The linguist Tang Lan (唐蘭; 1901–1979) hypothetically identified Shi Zhou (史籀), who is only recorded in Shizhoupian contexts, with the differently named Shi Liu (史留) listed in the Book of Han chapter on "Notable Persons Past and Present". In the Zhengzhang system of Old Chinese reconstructions these two words were pronounced *l'ɯwɢs (籀) and *m·ru (劉). An ancient ding tripodal cauldron in the collection of the Shanghai Museum mentioned a Historian Liu from the correct historical period.

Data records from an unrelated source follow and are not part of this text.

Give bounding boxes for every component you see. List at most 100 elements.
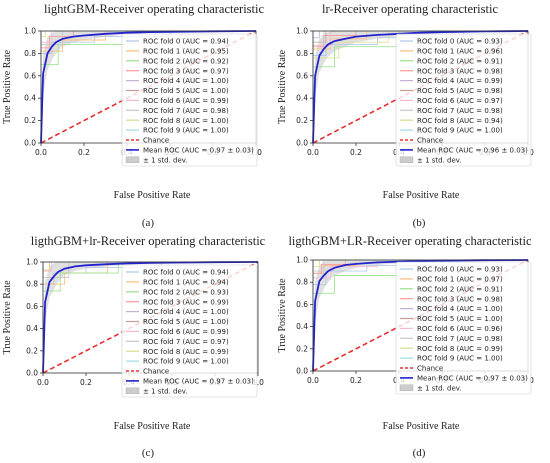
x-tick-label: 0.0 <box>35 148 47 157</box>
legend-entry: ROC fold 7 (AUC = 0.97) <box>143 338 229 346</box>
legend-entry: ROC fold 4 (AUC = 1.00) <box>143 308 229 316</box>
legend-entry: ± 1 std. dev. <box>143 387 188 395</box>
legend-entry: ROC fold 2 (AUC = 0.91) <box>417 285 503 293</box>
panel-label: (c) <box>142 447 155 459</box>
y-tick-label: 0.0 <box>296 139 308 148</box>
x-tick-label: 0.2 <box>350 376 362 385</box>
roc-fold-0-line <box>312 30 528 143</box>
panel-label: (a) <box>142 217 155 229</box>
roc-fold-0-line <box>40 30 256 143</box>
legend-entry: ROC fold 2 (AUC = 0.91) <box>417 57 503 65</box>
legend-box <box>121 264 258 398</box>
legend-entry: Chance <box>417 365 443 373</box>
legend-box <box>395 33 532 167</box>
mean-roc-line <box>312 259 529 372</box>
legend-entry: ROC fold 0 (AUC = 0.93) <box>417 38 503 46</box>
legend-entry: ROC fold 0 (AUC = 0.94) <box>143 38 229 46</box>
legend-entry: ROC fold 5 (AUC = 0.98) <box>417 87 503 95</box>
legend-entry: ROC fold 5 (AUC = 1.00) <box>143 318 229 326</box>
x-axis-label: False Positive Rate <box>383 421 460 432</box>
legend-swatch-band <box>399 384 414 391</box>
legend-entry: ROC fold 8 (AUC = 0.99) <box>143 348 229 356</box>
y-tick-label: 0.8 <box>24 49 36 58</box>
x-axis-label: False Positive Rate <box>114 190 191 201</box>
x-tick-label: 0.0 <box>307 148 319 157</box>
legend-entry: ROC fold 3 (AUC = 0.98) <box>417 67 503 75</box>
legend: ROC fold 0 (AUC = 0.93) ROC fold 1 (AUC =… <box>395 33 532 167</box>
y-axis-label: True Positive Rate <box>277 278 288 353</box>
legend-box <box>121 33 258 167</box>
legend-entry: ROC fold 2 (AUC = 0.92) <box>143 57 229 65</box>
chart-title: ligthGBM+LR-Receiver operating character… <box>288 234 532 248</box>
legend-entry: ROC fold 8 (AUC = 0.99) <box>417 345 503 353</box>
y-axis-label: True Positive Rate <box>2 280 13 355</box>
y-tick-label: 0.2 <box>296 116 308 125</box>
x-tick-label: 0.2 <box>80 378 92 387</box>
legend-entry: ROC fold 9 (AUC = 1.00) <box>143 358 229 366</box>
legend-entry: Mean ROC (AUC = 0.97 ± 0.03) <box>417 375 528 383</box>
legend-entry: ROC fold 1 (AUC = 0.97) <box>417 276 503 284</box>
x-axis-label: False Positive Rate <box>383 190 460 201</box>
legend-entry: ROC fold 7 (AUC = 0.98) <box>417 335 503 343</box>
legend-swatch-band <box>399 156 414 164</box>
chart-title: lr-Receiver operating characteristic <box>322 2 498 16</box>
x-tick-label: 1.0 <box>252 378 264 387</box>
legend-entry: ROC fold 1 (AUC = 0.96) <box>417 48 503 56</box>
mean-roc-line <box>312 30 529 144</box>
y-tick-label: 0.8 <box>296 49 308 58</box>
y-tick-label: 0.0 <box>26 369 38 378</box>
y-tick-label: 1.0 <box>26 258 38 267</box>
legend-entry: ROC fold 9 (AUC = 1.00) <box>417 127 503 135</box>
chart-title: lightGBM-Receiver operating characterist… <box>44 2 265 16</box>
legend-entry: ROC fold 1 (AUC = 0.94) <box>143 279 229 287</box>
legend-entry: ROC fold 9 (AUC = 1.00) <box>143 127 229 135</box>
legend-entry: Chance <box>143 368 169 376</box>
roc-panel-a: lightGBM-Receiver operating characterist… <box>2 2 264 229</box>
legend-entry: ± 1 std. dev. <box>417 384 462 392</box>
y-tick-label: 1.0 <box>24 27 36 36</box>
chart-title: ligthGBM+lr-Receiver operating character… <box>31 234 266 248</box>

Modern scholars believe that zhou (籀) does not refer to a person, but means 'read' or 'chant'. The lexicographer Liu Yeqiu (劉叶秋) suggested that the word shi (史) may refer to the title given to students in ancient times who could recite 9,000 characters, with the title thus translated as "Shi (Reciters') Chants".

==Zhou script==
The term Zhou script (籀文 ) refers to approximately 220 examples of ancient characters from the Shizhoupian that are quoted in the Han dynasty character dictionary Shuowen Jiezi. The Zhou script characters have been described as generally symmetrical and balanced, and are generally more complex than the later seal characters. They contain many swirls and circles in place of later squared or rectilinear forms.